4. Q: When my ex-spouse begins taking benefits based upon my record, does that reduce the available benefits for my current spouse?

A: No. Ex-spouse benefits are payable in full, and have no impact on your current spouse, children, or other dependents’ benefits. Ex-spouse benefits are not counted toward the Family Maximum (FMax) benefit amount.

5. Q: What are the requirements to receive a Survivor Benefit based upon the record of a late ex-spouse?

A: Same as for the Spousal Benefit – you must have been married for at least 10 years, and you must not remarry before age 60. If you remarry before age 60 and subsequently divorce or the current spouse dies, you will be eligible for benefits based on either spouse’s record (assuming the current marriage lasted at least 12 months before the death).

6. Q: How does deemed filing work for ex-spouses?

A: Since there is not a requirement for your ex-spouse to have filed for his or her benefit to enable payment of Spousal Benefits to you, deemed filing takes effect as soon as your ex is age 62 and your divorce has been 2 years or more in the past. This means that sometimes you cannot plan your benefits as easily.

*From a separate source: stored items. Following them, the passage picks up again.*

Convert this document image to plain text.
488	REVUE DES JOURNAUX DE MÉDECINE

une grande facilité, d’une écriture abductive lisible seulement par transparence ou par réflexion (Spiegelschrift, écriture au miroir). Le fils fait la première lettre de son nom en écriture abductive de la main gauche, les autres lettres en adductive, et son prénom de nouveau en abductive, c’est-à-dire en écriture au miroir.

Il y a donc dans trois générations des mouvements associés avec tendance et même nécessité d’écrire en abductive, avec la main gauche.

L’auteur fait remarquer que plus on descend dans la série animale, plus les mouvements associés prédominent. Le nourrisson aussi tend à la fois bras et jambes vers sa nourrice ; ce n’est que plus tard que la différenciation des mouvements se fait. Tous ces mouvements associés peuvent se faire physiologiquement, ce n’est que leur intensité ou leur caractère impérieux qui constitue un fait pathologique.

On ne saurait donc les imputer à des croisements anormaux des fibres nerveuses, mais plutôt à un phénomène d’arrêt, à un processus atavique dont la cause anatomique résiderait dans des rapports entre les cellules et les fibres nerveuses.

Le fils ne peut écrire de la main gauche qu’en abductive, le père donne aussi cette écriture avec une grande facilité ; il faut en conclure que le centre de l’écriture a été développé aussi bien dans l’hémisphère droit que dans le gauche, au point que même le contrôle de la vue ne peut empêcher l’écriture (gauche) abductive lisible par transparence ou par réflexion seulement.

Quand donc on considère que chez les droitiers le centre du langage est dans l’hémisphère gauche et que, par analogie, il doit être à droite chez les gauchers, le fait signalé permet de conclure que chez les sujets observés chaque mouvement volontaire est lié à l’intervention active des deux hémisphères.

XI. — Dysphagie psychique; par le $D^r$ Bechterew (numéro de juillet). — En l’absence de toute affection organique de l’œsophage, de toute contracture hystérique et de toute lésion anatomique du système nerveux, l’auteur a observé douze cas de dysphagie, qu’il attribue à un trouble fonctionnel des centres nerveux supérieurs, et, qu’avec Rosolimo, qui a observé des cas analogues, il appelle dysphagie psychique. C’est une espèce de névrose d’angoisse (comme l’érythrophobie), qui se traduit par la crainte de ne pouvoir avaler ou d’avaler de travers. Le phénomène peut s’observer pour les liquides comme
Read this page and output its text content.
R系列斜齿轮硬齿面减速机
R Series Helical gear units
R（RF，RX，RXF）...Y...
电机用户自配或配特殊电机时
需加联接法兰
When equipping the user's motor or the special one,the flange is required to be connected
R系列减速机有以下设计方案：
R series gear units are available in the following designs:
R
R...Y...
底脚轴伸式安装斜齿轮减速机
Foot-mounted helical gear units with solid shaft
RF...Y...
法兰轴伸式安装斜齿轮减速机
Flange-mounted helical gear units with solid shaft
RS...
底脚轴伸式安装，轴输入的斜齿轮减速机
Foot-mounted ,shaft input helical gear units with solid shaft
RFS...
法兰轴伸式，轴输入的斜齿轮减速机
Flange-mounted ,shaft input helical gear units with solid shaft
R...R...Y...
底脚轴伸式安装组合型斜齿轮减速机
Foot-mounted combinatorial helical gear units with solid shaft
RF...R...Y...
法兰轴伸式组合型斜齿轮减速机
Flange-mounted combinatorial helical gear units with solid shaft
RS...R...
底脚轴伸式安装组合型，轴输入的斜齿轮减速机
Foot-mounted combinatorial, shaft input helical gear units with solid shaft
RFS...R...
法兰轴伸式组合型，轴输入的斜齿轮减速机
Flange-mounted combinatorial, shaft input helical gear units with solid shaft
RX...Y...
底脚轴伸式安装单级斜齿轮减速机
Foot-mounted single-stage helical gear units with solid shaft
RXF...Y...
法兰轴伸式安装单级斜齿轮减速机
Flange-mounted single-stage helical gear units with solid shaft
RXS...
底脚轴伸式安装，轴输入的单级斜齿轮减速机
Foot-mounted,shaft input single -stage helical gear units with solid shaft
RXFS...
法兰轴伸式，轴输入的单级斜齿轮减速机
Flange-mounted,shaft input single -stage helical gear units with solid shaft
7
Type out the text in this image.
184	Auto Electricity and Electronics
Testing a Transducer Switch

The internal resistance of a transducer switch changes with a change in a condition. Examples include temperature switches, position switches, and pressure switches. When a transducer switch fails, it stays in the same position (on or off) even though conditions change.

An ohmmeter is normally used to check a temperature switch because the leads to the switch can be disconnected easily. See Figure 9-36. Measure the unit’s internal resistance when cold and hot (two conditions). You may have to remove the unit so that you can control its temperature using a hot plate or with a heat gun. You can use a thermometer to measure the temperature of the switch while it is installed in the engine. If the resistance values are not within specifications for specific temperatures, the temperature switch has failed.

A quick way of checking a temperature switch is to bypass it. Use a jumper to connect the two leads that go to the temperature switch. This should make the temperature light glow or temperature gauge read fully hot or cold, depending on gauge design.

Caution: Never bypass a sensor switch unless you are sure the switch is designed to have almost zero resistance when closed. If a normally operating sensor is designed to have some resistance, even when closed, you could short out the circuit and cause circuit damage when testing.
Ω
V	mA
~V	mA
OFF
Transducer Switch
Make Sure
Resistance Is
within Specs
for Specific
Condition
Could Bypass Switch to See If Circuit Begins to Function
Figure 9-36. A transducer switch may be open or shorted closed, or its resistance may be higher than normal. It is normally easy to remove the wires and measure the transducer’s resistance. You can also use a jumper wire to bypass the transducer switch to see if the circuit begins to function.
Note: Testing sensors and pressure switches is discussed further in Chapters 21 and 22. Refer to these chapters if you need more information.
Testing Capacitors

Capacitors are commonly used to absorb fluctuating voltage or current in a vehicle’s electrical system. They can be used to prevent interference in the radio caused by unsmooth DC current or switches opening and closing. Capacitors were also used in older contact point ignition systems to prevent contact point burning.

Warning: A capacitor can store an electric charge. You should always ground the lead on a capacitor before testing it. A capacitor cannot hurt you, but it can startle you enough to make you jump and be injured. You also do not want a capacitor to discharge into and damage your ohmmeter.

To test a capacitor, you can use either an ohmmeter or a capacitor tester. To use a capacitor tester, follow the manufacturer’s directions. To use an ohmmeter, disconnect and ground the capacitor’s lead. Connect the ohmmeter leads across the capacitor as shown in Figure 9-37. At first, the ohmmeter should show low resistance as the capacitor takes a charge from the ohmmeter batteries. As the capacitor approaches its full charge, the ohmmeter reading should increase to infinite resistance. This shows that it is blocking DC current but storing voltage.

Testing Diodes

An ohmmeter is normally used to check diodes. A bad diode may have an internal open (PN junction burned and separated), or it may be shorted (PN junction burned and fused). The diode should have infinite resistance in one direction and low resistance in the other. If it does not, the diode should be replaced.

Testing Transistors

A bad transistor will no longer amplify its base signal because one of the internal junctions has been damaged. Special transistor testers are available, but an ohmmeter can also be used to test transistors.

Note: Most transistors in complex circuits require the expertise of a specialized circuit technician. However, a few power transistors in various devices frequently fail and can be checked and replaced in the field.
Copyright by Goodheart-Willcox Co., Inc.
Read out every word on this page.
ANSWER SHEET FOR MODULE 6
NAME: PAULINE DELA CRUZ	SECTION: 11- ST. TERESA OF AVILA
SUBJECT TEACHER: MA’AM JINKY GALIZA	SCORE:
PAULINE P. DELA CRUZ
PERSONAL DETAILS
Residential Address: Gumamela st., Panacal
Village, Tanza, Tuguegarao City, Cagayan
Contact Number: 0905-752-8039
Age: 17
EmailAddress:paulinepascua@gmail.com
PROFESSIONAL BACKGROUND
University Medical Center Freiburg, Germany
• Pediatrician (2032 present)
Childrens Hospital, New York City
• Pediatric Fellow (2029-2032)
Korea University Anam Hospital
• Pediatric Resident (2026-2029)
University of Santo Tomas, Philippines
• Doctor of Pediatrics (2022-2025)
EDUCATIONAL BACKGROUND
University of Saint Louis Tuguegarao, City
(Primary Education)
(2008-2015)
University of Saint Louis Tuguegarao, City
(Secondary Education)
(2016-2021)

For example, let’s say you were married for 10 years or more and your divorce was already 2 years in the past. You’re approaching 62 years of age, and it has been your plan to apply for your own benefits at 62 and wait until 66 to apply for spousal benefits. Depending upon how old your ex-spouse is, you may or may not be able to do as you hoped. If your ex is not already age 62 when you reach age 62, deemed filing will not apply to your situation.

However, if your ex is the same age as you are or any older then deemed filing applies. This would eliminate your option of delaying your spousal benefits until age 66 (as planned above) or would require you to wait to for file either benefit until age 66. Note that this only applies before you are at Full Retirement Age – deemed filing does not apply after FRA.

7. Q: Are there any unusual strategies that divorced spouses have available to them?

A: Divorcees can be in the unusual position for both ex-spouses to file a restricted application for spousal benefits only, once each of the ex’s are older than Full Retirement Age. When spouses are married, there is the requirement for the other spouse to have filed (or filed and suspended) in order to enable the first spouse to file for spousal benefits. Since ex-spouses do not have this requirement, both are eligible to file a restricted application for spousal benefits and delay their own retirement benefit to age 70.